I started playing with the two girls in this group that I mentioned previously. Both are stunningly beautiful and so incredibly sweet. The younger girl was quite the artist, scrambling from spot to spot on the concrete to draw pictures and her name. She introduced herself in the best English I have heard spoken in our entire trip with a beaming smile. She was one of those kids that I’d say was “born on a sunny day.” Just a cheerful coutenance to her the entire day (I had been watching them earlier in the day as well, when they didn’t know I was looking on). She played soccer with some of the other kids and was so happy and energetic. The older girl was a little more reserved but just as willing to try and speak with me. She told me her name and smiled shyly and drew quietly with the chalk. Damn this language barrier! I am horrible at trying to communicate with people nonverbally but I tried to tell her that she was beautiful and I loved her drawings as best as I could. She seemed to understand and smiled so sweetly at me. She is tall and thin and has a humble, gentle strength about her. At one point in the evening, she and Lou were side by side, rubbing their chalk sticks into the ground to create a pile of dust that they would then pour bubble solution on to make a paste. They didn’t speak verbally but there was communication between them all the same. Lou told me today that she would love to have a sister one day too…..what is a family without sisters….huge sigh. I wish I could post the photos I have of them without risking our agency’s license so you could see just how much they light up a space. When the children were called to bed, I hugged them both tightly and had a vey difficult time fighting tears in their presence but they couldn’t be held back forever, just until later in the night when I was reflecting on the entire day.

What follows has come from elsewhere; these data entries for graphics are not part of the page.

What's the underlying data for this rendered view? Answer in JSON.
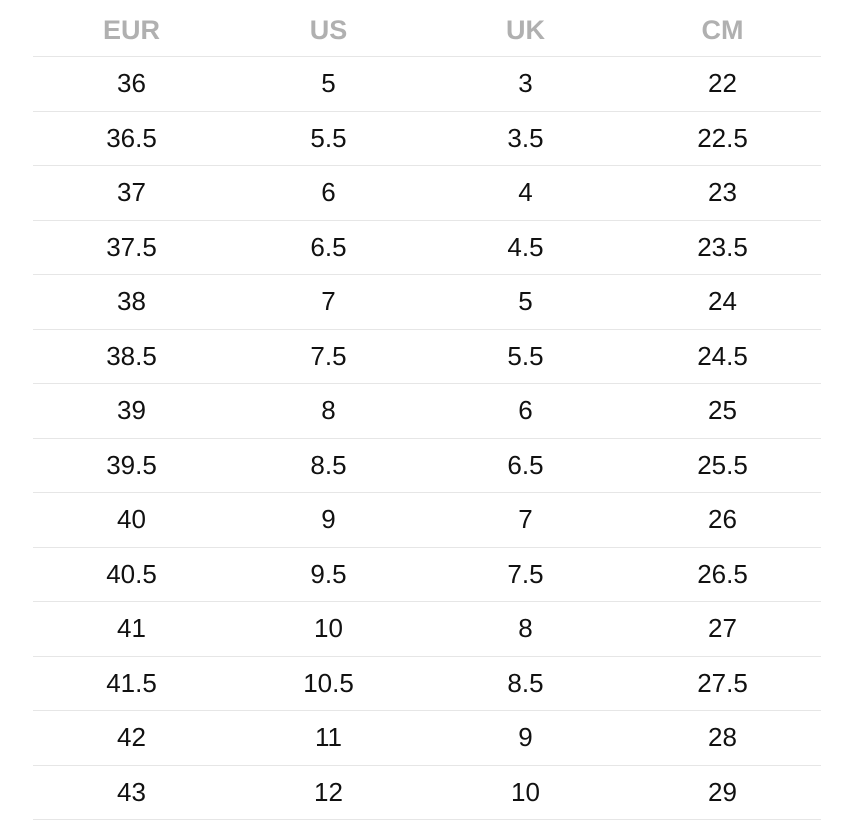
{
  "table": {
    "headers": [
      "EUR",
      "US",
      "UK",
      "CM"
    ],
    "rows": [
      [
        "36",
        "5",
        "3",
        "22"
      ],
      [
        "36.5",
        "5.5",
        "3.5",
        "22.5"
      ],
      [
        "37",
        "6",
        "4",
        "23"
      ],
      [
        "37.5",
        "6.5",
        "4.5",
        "23.5"
      ],
      [
        "38",
        "7",
        "5",
        "24"
      ],
      [
        "38.5",
        "7.5",
        "5.5",
        "24.5"
      ],
      [
        "39",
        "8",
        "6",
        "25"
      ],
      [
        "39.5",
        "8.5",
        "6.5",
        "25.5"
      ],
      [
        "40",
        "9",
        "7",
        "26"
      ],
      [
        "40.5",
        "9.5",
        "7.5",
        "26.5"
      ],
      [
        "41",
        "10",
        "8",
        "27"
      ],
      [
        "41.5",
        "10.5",
        "8.5",
        "27.5"
      ],
      [
        "42",
        "11",
        "9",
        "28"
      ],
      [
        "43",
        "12",
        "10",
        "29"
      ]
    ]
  },
  "colors": {
    "header_text": "#b0b0b0",
    "cell_text": "#111111",
    "row_divider": "#e6e6e6",
    "background": "#ffffff"
  }
}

We left the orphanage after dark around 8:30 and came back with two very tired children. They have been soooooo good this entire trip. We ordered room service and ate by candle light as the power went out for about 30 minutes. I was in a horrible funk when we got back to the hotel. As happy of an experience as this is, it still doesn’t take away how emotionally exhausting it all is on so many levels. More than anything, I end the day with excitement about Jones coming home, sensing even more that he’s exactly who is supposed to join our family and loving this time of getting to know each other, at least a little. But it doesn’t take away the sorrow I feel for the children we’re leaving behind and how much I want them to have their biggest dream come true as well. Everyone says their life is changed when they come to Ethiopia to meet their children and they see the country. I knew I wouldn’t understand what that meant until I came myself. I think if more people could experience first hand the lives these children lead versus the lives they deserve to lead, there would be a lot more adoptive families in this world. I am so thankful we’re joining the ranks.